Adjunct Instructor, Business — SUNY Westchester Community College, Valhalla, NY 2006–2007. Taught marketing and international business to undergraduates. Conscious that my accent could get in the way, I built a course website and published my materials there — the first time I put IT to work in my teaching.

Earlier — Belarus

Founder & Director — Belinformbureau, Minsk 1993–2004. Founded and led a company that grew past 100 employees — the principal business of that period — which was ultimately sold after I emigrated to the United States in 2004. It published several newspapers, including the in-demand advertising paper Ljuboy Kapriz (“Any Whim”), and ran a printing agency. Its success rested on highly computerized production and sales operations; on the sales side, I personally designed and built two of its defining features — a segmentation model that treated different tiers of advertising customers differently, and a custom-coded CRM and accounting system.

Director — Mogilevservice, Mogilev 1991–1993. Initiated the creation of a government agency and later spun it off as a private company in contract brokerage — sourcing contractors and managing the contracts. Its key feature was the payroll and accounting system I designed.

Managing Director — Youth Initiative Foundation, under the Youth Communist Union’s (Komsomol) Mogilev City Committee 1988–1991. Directed the foundation’s projects, including a new youth café and my hometown’s first cable-television station.

Mechanical Supervisor — Mogilevkhimvolokno, Mogilev 1986–1988. Supervised mechanics maintaining and repairing production equipment.

Competencies

Architecture & integration. Designing self-hosted systems and assembling them from open-source components — selecting, integrating, configuring, and wiring the pieces into a coherent whole, then keeping it running. Data layers across SQL and NoSQL (PostgreSQL, MySQL/MariaDB, MongoDB); service integration over RESTful APIs; version control with Git/GitLab. I wrote the original PHP behind Opplet IAM years ago; today I work mainly at the level of architecture and integration, reading and adapting code more than authoring it.

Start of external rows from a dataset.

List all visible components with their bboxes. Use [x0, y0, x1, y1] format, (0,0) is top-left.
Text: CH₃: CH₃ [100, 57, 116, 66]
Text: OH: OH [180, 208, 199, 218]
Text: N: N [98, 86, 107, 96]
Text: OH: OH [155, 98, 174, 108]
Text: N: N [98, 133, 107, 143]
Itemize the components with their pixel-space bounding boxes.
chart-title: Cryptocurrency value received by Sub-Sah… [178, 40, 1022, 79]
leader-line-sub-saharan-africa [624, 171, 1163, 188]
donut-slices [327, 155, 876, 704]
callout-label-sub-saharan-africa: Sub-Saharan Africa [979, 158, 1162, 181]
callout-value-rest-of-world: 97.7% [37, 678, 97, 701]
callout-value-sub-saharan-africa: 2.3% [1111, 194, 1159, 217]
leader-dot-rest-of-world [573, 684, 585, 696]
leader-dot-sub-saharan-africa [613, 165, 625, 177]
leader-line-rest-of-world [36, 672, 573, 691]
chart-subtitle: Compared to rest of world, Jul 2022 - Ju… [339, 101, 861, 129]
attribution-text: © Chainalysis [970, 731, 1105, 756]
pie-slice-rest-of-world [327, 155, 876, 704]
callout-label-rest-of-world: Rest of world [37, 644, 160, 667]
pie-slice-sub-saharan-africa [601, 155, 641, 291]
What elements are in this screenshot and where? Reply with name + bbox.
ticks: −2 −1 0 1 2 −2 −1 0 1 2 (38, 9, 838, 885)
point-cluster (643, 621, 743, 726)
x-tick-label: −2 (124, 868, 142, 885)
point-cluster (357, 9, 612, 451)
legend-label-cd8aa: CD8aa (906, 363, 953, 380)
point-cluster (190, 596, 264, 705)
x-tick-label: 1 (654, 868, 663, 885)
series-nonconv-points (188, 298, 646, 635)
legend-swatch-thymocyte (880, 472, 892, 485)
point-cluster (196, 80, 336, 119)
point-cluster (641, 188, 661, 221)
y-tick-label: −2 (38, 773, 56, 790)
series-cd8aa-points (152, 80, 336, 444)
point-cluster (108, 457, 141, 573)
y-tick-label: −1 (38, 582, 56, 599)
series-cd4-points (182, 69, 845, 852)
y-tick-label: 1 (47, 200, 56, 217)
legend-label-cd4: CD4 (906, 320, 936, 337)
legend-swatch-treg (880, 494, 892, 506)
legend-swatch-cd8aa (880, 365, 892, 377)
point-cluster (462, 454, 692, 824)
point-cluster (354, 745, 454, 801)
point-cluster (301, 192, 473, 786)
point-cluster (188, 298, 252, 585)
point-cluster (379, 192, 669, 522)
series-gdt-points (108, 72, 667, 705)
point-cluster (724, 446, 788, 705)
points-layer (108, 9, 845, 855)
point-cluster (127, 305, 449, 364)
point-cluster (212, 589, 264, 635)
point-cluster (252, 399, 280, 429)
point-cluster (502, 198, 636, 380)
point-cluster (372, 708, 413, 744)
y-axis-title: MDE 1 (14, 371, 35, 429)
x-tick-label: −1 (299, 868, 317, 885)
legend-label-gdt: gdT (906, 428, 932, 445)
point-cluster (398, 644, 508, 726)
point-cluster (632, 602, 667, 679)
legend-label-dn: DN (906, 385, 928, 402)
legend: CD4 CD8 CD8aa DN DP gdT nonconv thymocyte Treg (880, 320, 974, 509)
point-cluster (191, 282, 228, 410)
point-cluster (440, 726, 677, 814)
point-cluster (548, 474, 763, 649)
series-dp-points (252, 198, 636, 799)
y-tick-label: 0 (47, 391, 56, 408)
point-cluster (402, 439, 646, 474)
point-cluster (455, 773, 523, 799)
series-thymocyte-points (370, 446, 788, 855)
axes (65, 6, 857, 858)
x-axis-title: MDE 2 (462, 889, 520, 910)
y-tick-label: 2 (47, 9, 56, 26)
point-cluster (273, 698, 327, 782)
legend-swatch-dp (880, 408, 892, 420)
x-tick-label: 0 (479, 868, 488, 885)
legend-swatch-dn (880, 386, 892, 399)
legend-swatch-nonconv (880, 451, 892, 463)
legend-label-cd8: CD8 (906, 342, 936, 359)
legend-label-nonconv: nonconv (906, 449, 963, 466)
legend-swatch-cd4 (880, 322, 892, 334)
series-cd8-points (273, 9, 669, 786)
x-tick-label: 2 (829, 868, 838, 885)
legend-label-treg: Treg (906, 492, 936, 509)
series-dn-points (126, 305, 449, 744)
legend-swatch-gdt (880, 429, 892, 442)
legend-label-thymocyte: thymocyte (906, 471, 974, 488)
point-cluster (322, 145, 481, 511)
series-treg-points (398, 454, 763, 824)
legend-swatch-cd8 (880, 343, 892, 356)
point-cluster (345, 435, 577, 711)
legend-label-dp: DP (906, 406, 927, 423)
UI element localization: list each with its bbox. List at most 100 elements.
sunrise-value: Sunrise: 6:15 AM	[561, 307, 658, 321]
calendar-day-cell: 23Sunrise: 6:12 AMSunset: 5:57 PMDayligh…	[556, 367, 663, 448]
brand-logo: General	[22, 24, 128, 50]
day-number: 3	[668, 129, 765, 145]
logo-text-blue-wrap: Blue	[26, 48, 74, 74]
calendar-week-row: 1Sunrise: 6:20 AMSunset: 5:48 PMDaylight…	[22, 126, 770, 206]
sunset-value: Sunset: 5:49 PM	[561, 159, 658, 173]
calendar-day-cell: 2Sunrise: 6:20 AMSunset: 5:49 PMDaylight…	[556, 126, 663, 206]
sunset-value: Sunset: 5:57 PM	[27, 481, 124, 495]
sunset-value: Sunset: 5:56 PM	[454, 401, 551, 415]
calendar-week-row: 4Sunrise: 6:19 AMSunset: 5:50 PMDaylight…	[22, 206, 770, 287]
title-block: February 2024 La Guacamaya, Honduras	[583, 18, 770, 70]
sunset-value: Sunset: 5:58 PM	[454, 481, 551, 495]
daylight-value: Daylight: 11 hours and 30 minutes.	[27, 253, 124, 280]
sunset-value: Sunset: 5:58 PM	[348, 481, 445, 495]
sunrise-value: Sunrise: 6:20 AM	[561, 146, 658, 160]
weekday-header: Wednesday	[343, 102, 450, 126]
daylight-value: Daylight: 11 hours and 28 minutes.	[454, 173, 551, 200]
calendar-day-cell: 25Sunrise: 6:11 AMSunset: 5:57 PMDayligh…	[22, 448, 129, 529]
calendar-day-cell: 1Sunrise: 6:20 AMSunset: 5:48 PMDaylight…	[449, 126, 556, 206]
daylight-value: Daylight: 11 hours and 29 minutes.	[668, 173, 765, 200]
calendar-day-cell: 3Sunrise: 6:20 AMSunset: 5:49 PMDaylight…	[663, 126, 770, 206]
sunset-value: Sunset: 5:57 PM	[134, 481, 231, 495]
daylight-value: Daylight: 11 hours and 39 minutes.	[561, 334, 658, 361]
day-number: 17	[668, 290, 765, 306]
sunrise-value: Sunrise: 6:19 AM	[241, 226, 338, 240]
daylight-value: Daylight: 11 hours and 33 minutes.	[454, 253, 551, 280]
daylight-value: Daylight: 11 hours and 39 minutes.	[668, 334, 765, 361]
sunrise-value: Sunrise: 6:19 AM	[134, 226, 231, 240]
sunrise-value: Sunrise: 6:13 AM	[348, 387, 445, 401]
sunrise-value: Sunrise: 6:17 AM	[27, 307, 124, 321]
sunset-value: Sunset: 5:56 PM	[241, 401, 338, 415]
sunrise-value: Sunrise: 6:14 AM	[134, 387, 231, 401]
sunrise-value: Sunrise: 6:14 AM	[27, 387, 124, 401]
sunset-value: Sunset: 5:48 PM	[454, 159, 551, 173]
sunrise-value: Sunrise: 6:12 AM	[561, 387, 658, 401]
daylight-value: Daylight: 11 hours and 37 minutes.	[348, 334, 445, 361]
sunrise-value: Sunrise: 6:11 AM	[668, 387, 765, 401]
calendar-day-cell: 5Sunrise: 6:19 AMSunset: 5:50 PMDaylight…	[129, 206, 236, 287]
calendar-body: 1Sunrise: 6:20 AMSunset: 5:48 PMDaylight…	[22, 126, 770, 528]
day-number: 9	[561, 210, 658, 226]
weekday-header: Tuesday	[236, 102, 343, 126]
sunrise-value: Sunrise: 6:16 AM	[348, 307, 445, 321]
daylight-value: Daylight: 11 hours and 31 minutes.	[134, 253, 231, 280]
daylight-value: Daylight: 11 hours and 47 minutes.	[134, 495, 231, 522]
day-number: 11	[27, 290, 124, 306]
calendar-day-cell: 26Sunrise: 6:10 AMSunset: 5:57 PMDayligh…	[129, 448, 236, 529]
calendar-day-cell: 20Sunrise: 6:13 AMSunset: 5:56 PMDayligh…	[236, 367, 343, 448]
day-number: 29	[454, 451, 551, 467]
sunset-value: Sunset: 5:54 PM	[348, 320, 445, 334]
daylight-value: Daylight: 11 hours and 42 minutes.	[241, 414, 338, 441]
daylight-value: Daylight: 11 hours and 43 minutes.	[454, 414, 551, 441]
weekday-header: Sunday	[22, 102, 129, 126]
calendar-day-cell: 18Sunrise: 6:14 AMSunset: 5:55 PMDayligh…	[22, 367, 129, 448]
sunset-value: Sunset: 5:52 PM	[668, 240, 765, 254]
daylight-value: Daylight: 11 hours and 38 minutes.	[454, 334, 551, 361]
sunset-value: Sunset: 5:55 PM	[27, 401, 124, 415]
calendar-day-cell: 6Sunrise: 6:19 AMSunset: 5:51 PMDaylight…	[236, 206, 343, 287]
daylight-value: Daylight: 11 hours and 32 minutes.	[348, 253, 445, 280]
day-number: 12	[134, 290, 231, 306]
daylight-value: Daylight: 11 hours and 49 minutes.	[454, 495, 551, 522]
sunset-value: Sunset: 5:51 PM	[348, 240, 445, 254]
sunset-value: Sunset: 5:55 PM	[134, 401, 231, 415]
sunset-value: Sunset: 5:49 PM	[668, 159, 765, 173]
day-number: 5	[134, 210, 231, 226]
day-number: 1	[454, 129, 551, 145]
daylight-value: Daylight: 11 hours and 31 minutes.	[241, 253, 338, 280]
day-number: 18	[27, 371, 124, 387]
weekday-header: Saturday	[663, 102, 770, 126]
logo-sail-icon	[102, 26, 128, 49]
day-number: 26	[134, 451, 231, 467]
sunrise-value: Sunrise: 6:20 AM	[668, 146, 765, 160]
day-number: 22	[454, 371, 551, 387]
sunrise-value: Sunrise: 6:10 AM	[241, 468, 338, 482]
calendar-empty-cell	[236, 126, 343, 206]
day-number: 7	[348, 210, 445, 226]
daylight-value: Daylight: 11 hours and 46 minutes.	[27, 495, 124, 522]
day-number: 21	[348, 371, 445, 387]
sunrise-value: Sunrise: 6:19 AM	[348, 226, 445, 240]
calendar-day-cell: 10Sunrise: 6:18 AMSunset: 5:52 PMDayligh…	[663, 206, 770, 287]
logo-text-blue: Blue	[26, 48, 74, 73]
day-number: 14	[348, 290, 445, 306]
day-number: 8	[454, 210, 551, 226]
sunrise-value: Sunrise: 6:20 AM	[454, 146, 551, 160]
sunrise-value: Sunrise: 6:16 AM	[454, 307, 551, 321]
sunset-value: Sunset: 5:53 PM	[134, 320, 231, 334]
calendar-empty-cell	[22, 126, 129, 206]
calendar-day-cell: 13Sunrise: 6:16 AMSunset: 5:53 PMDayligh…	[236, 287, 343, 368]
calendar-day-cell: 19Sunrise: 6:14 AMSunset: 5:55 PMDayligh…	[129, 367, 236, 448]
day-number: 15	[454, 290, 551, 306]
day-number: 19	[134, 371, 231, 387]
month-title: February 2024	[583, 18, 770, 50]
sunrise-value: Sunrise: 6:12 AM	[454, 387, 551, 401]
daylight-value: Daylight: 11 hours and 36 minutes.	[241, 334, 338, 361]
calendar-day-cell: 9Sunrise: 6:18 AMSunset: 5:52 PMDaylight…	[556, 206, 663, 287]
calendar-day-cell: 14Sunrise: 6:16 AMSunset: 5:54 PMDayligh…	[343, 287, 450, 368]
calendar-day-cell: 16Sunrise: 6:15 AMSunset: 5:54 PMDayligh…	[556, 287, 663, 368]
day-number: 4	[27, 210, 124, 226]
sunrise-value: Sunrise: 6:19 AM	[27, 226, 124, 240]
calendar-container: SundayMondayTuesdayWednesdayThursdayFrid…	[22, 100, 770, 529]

Infrastructure & security. Linux/Ubuntu administration and the LAMP stack; Proxmox virtualization and OpenZFS; hardened edge routing and firewalls; identity and access management (Opplet IAM, OpenLDAP, Authentik, SAML2/OAuth 2.0/OpenID); secure mesh networking; web servers (Nginx, Apache); DNS/DNSSEC, TLS/SSL. Automated backup, monitoring, and disaster recovery.

Platforms I’ve deployed and run. Learning systems (Moodle); ERP (Odoo, ERPNext); content and collaboration (HumHub, BookStack, Hugo SSG); developer tooling (GitLab, Discourse); conferencing (Jitsi); workflow automation (n8n).

Design & production. Adobe Creative Suite, Inkscape.

Credentials

M.B.A., Business Administration — Belarusian State University, Minsk M.S. / B.S., Mechanical Engineering — Belarusian-Russian University (formerly the Mogilev Machine-Building Institute), Mogilev

Project Management Professional (PMP) — Project Management Institute ITIL Foundation, IT Service Management — AXELOS

Alumnus (2001), International Visitor Program, U.S. Department of State Bureau of Educational and Cultural Affairs.